The error after running the above command is :

Output : 481384it [00:11, 41781.69it/s]
0%| | 0/15044 [00:00<?, ?it/s]
Traceback (most recent call last):
File "/Applications/anaconda3/envs/pyserini/lib/python3.8/runpy.py", line 194, in _run_module_as_main
return _run_code(code, main_globals, None,
File "/Applications/anaconda3/envs/pyserini/lib/python3.8/runpy.py", line 87, in _run_code
exec(code, run_globals)
File "/Applications/anaconda3/envs/pyserini/lib/python3.8/site-packages/pyserini/encode/main.py", line 138, in
'texts': batch_info['text'],
KeyError: 'text'

I tried to inspect the main.py
in pyserini/encode , the parser for "field" argument is :
input_parser.add_argument('--fields', help='fields that contents in jsonl has (in order)', nargs='+', default=['text'], required=False)
After this parsing,

collection_iterator = JsonlCollectionIterator(args.input.corpus, args.input.fields, args.input.docid_field, delimiter)
with embedding_writer:
        for batch_info in collection_iterator(batch_size, args.input.shard_id, args.input.shard_num):
            kwargs = {
                'texts': batch_info['text'],
                'titles': batch_info['title'] if 'title' in args.encoder.fields else None,
                'expands': batch_info['expand'] if 'expand' in args.encoder.fields else None,
                'fp16': args.encoder.fp16,
                'max_length': args.encoder.max_length,
                'add_sep': args.encoder.add_sep,
            } 

It means that the collection iterator mandatorily expects "text" field, can store "title" field and "expands" field. Is it possible to expand it to any number of desired fields? Thanks!

Hi! If your goal is to encode an entire piece of text, there's no need to specify --fields under input or encoder. Simply aggregating everything into the contents and stripping away any delimiters through your preprocessing scripts should suffice.

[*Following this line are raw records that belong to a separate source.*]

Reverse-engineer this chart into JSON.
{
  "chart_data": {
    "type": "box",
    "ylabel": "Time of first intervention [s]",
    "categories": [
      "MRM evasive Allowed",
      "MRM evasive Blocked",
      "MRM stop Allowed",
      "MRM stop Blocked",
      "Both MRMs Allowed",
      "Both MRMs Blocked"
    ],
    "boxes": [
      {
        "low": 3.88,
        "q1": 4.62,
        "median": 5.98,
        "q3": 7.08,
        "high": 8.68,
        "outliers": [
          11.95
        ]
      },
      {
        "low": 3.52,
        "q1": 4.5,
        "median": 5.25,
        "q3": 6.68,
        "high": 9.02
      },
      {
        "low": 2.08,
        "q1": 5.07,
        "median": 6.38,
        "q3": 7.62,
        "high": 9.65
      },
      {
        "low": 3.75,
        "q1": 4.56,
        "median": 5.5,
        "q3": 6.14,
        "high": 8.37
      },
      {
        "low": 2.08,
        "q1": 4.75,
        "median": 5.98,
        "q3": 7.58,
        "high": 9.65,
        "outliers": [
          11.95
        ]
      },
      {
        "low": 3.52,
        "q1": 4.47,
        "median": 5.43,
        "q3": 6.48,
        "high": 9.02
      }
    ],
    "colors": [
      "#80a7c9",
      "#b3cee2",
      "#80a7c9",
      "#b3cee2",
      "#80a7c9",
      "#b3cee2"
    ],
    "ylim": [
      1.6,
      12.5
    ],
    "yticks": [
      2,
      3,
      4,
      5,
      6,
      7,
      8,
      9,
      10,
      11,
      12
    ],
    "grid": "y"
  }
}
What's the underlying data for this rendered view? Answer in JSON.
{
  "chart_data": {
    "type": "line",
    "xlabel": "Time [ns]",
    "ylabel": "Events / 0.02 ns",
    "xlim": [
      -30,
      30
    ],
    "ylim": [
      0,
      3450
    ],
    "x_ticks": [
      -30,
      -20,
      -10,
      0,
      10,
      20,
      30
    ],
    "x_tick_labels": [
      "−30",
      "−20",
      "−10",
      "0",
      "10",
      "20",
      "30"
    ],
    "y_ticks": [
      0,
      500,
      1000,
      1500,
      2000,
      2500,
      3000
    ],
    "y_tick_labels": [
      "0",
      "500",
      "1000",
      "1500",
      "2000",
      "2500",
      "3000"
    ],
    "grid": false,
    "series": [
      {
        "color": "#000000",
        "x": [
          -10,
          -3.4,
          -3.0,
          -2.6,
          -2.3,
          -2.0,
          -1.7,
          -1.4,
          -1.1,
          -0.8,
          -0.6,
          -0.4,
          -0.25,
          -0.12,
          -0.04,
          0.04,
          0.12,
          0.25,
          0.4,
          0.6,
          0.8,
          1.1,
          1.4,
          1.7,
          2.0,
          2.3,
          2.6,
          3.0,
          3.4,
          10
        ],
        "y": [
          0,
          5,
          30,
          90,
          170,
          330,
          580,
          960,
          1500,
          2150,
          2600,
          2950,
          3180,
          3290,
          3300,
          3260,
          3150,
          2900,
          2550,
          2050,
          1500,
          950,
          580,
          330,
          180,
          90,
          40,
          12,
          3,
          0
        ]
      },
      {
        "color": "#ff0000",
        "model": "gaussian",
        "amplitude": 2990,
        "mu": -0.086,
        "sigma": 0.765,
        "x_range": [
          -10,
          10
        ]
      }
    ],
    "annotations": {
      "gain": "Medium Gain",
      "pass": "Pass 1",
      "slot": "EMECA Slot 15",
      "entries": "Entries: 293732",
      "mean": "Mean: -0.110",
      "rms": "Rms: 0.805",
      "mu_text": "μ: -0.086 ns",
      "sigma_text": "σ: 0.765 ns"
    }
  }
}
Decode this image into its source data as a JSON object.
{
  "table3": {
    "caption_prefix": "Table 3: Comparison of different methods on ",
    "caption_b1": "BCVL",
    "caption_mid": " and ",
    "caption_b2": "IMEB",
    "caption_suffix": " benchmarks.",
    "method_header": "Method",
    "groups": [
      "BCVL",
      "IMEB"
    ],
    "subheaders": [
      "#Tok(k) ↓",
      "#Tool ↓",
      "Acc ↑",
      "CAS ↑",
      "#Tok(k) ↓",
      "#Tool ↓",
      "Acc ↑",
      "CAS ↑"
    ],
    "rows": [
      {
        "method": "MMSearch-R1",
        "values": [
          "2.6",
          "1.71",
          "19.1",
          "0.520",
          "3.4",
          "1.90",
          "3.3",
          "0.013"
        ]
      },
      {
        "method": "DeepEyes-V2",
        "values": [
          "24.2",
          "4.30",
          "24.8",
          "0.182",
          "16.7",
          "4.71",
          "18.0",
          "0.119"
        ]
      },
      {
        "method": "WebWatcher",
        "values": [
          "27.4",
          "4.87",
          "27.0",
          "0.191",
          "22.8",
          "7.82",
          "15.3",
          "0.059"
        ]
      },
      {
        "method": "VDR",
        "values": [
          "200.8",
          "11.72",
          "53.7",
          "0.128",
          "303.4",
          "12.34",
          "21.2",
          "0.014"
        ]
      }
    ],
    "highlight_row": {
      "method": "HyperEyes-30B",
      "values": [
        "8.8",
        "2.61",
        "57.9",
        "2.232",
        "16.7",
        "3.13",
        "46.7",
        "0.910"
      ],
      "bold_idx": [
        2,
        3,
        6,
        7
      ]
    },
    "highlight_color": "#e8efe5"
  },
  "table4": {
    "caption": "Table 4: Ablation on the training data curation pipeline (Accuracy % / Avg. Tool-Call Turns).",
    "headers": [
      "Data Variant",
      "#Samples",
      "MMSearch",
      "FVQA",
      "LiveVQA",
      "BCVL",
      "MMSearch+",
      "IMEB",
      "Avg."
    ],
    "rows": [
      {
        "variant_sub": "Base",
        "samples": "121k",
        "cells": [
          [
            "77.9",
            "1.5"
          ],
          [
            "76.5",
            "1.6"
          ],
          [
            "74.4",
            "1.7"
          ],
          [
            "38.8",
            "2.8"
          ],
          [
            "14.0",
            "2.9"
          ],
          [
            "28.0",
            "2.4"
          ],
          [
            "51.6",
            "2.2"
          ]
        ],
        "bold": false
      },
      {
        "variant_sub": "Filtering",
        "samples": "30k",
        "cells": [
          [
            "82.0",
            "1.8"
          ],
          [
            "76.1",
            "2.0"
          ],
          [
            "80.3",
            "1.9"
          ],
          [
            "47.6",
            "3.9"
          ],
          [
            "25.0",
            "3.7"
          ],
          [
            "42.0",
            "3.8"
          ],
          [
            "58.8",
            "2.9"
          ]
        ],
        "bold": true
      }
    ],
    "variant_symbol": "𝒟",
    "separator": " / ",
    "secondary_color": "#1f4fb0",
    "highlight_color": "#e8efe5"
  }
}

The parameter encoder --fields <fields supported by your encoder> is used to direct the encoder on which inputs to consider. For instance, tct-colbert can process texts (the default argument for Pyserini text encoders) as well as titles. Various encoders might accept different types of input fields, provided they have been appropriately trained on such data. For example, unicoil can also process expands.

Got it. Thanks.